3
votes

I'm trying to approximate following function: enter image description here

but my best result looks like:

enter image description here (loss function on the right) I've tried even with 50k epochs, similar results.

Model:

model = Sequential()
model.add(Dense(40, input_dim=1,kernel_initializer='he_normal', activation='relu'))
model.add(Dense(20, activation='relu'))
model.add(Dense(10, activation='relu'))
model.add(Dense(1,input_dim=1, activation=activation_fun))
model.compile(loss='mse', optimizer='adam', metrics=['mse', 'mae', 'mape', 'cosine'])
history = model.fit(x, y, batch_size=32, epochs=5000, verbose=0)

preds = model.predict(x_test)
prettyPlot(x,y,x_test,preds,history,'linear',5000)
model.summary()

prettyPlot function creates plots.

How can I achieve better results without changing the topology of the NN? I don't want it to be big or wide. I want to use even less hidden layers and neurons, if possible.

The function that I want to approximate:

def fun(X):
    return math.sin(1.2*X + 0.5) + math.cos(2.5*X + 0.2) + math.atan(2*X + 1) -  math.cos(2*X + 0.5) 

samples:

range = 20
x = np.arange(0, range, 0.01).reshape(-1,1)
y = np.array(list(map(fun, x))).reshape(-1,1)

x_test = (np.random.rand(range*10)*range).reshape(-1,1)
y_test = np.array(list(map(fun, x_test))).reshape(-1,1)
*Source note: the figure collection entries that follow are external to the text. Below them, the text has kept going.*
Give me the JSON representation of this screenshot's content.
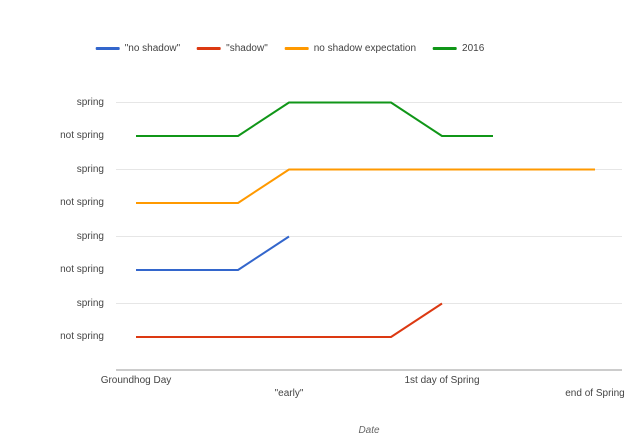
{
  "chart_data": {
    "type": "line",
    "title": "",
    "xlabel": "Date",
    "ylabel": "",
    "grid": "horizontal-only",
    "grid_color": "#e6e6e6",
    "axis_line_color": "#999999",
    "legend_position": "top",
    "x_categories": [
      "Groundhog Day",
      "",
      "",
      "\"early\"",
      "",
      "",
      "1st day of Spring",
      "",
      "",
      "end of Spring"
    ],
    "x_tick_labels": [
      {
        "text": "Groundhog Day",
        "category_index": 0
      },
      {
        "text": "\"early\"",
        "category_index": 3
      },
      {
        "text": "1st day of Spring",
        "category_index": 6
      },
      {
        "text": "end of Spring",
        "category_index": 9
      }
    ],
    "y_tick_labels": [
      "spring",
      "not spring",
      "spring",
      "not spring",
      "spring",
      "not spring",
      "spring",
      "not spring"
    ],
    "value_meaning": {
      "1": "spring",
      "0": "not spring"
    },
    "band_order_top_to_bottom": [
      "2016",
      "no shadow expectation",
      "\"no shadow\"",
      "\"shadow\""
    ],
    "series": [
      {
        "name": "\"no shadow\"",
        "color": "#3366CC",
        "band_row_from_top": 2,
        "values": [
          0,
          0,
          0,
          1,
          null,
          null,
          null,
          null,
          null,
          null
        ]
      },
      {
        "name": "\"shadow\"",
        "color": "#DC3912",
        "band_row_from_top": 3,
        "values": [
          0,
          0,
          0,
          0,
          0,
          0,
          1,
          null,
          null,
          null
        ]
      },
      {
        "name": "no shadow expectation",
        "color": "#FF9900",
        "band_row_from_top": 1,
        "values": [
          0,
          0,
          0,
          1,
          1,
          1,
          1,
          1,
          1,
          1
        ]
      },
      {
        "name": "2016",
        "color": "#109618",
        "band_row_from_top": 0,
        "values": [
          0,
          0,
          0,
          1,
          1,
          1,
          0,
          0,
          null,
          null
        ]
      }
    ]
  }
}
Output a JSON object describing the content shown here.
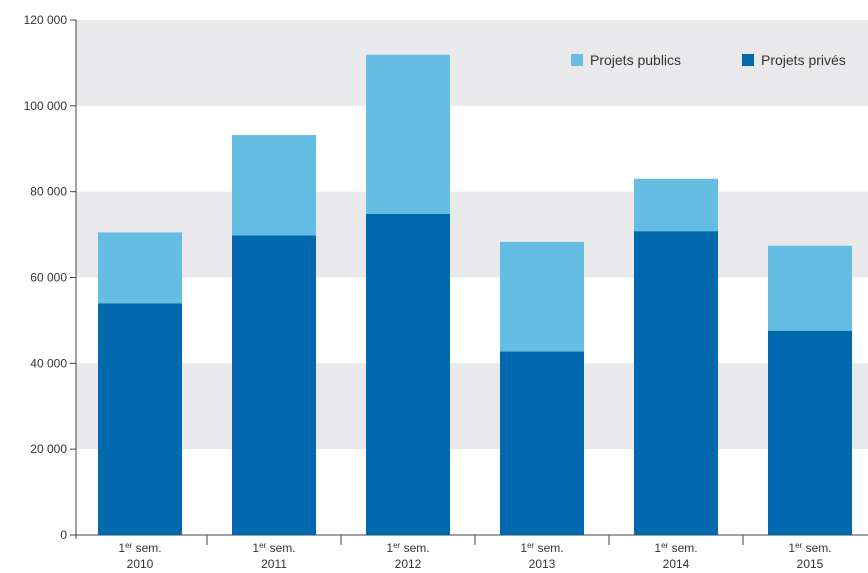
{
  "chart_data": {
    "type": "bar",
    "stacked": true,
    "categories": [
      {
        "prefix": "1",
        "sup": "er",
        "rest": " sem.",
        "year": "2010"
      },
      {
        "prefix": "1",
        "sup": "er",
        "rest": " sem.",
        "year": "2011"
      },
      {
        "prefix": "1",
        "sup": "er",
        "rest": " sem.",
        "year": "2012"
      },
      {
        "prefix": "1",
        "sup": "er",
        "rest": " sem.",
        "year": "2013"
      },
      {
        "prefix": "1",
        "sup": "er",
        "rest": " sem.",
        "year": "2014"
      },
      {
        "prefix": "1",
        "sup": "er",
        "rest": " sem.",
        "year": "2015"
      }
    ],
    "series": [
      {
        "name": "Projets privés",
        "color": "#0068ad",
        "values": [
          54000,
          69800,
          74800,
          42800,
          70800,
          47600
        ]
      },
      {
        "name": "Projets publics",
        "color": "#66bde3",
        "values": [
          16500,
          23400,
          37100,
          25500,
          12200,
          19800
        ]
      }
    ],
    "legend_order": [
      1,
      0
    ],
    "ylim": [
      0,
      120000
    ],
    "yticks": [
      0,
      20000,
      40000,
      60000,
      80000,
      100000,
      120000
    ],
    "ytick_labels": [
      "0",
      "20 000",
      "40 000",
      "60 000",
      "80 000",
      "100 000",
      "120 000"
    ],
    "band_color": "#e9e9ec",
    "grid": "alternating bands",
    "legend_position": "top-right",
    "title": "",
    "xlabel": "",
    "ylabel": ""
  }
}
Then y and y_test are normalized using MinMaxScaler.

scalerY= MinMaxScaler((0,1))
scalerY.fit(y)
scalerY.fit(y_test)
y = scalerY.transform(y)
y_test = scalerY.transform(y_test)

Activation function in the last layer is linear.

1
What is activation_fun in the last layer?today
Further, please add the code where you normalize y and y_test.today
@today I added code. Activation fun in the last layer is linear.Artur
I've also tried with sigmoid as a activation_fun in the last layer, similar results.Artur
Well, first don't normalize y and y_test. It does not make sense at all since you want to approximate the function fun (so you need to preserve the real values; not to mention that such normalization by scaling completely distort the values). Second, if you want to normalize something it should be x and x_test. Third, modify the learning rate of optimizer (i.e. keras.optimizers.Adam(lr=0.01)) or try a different optimizer like RMSprop. Fourth, it is best practice to add a validation data to make sure you are not over-fitting. Let me know if any of these does not make sense.today

1 Answers

1
votes

If you still have problems with the accuracy try using a lot of data points like 10k-100k.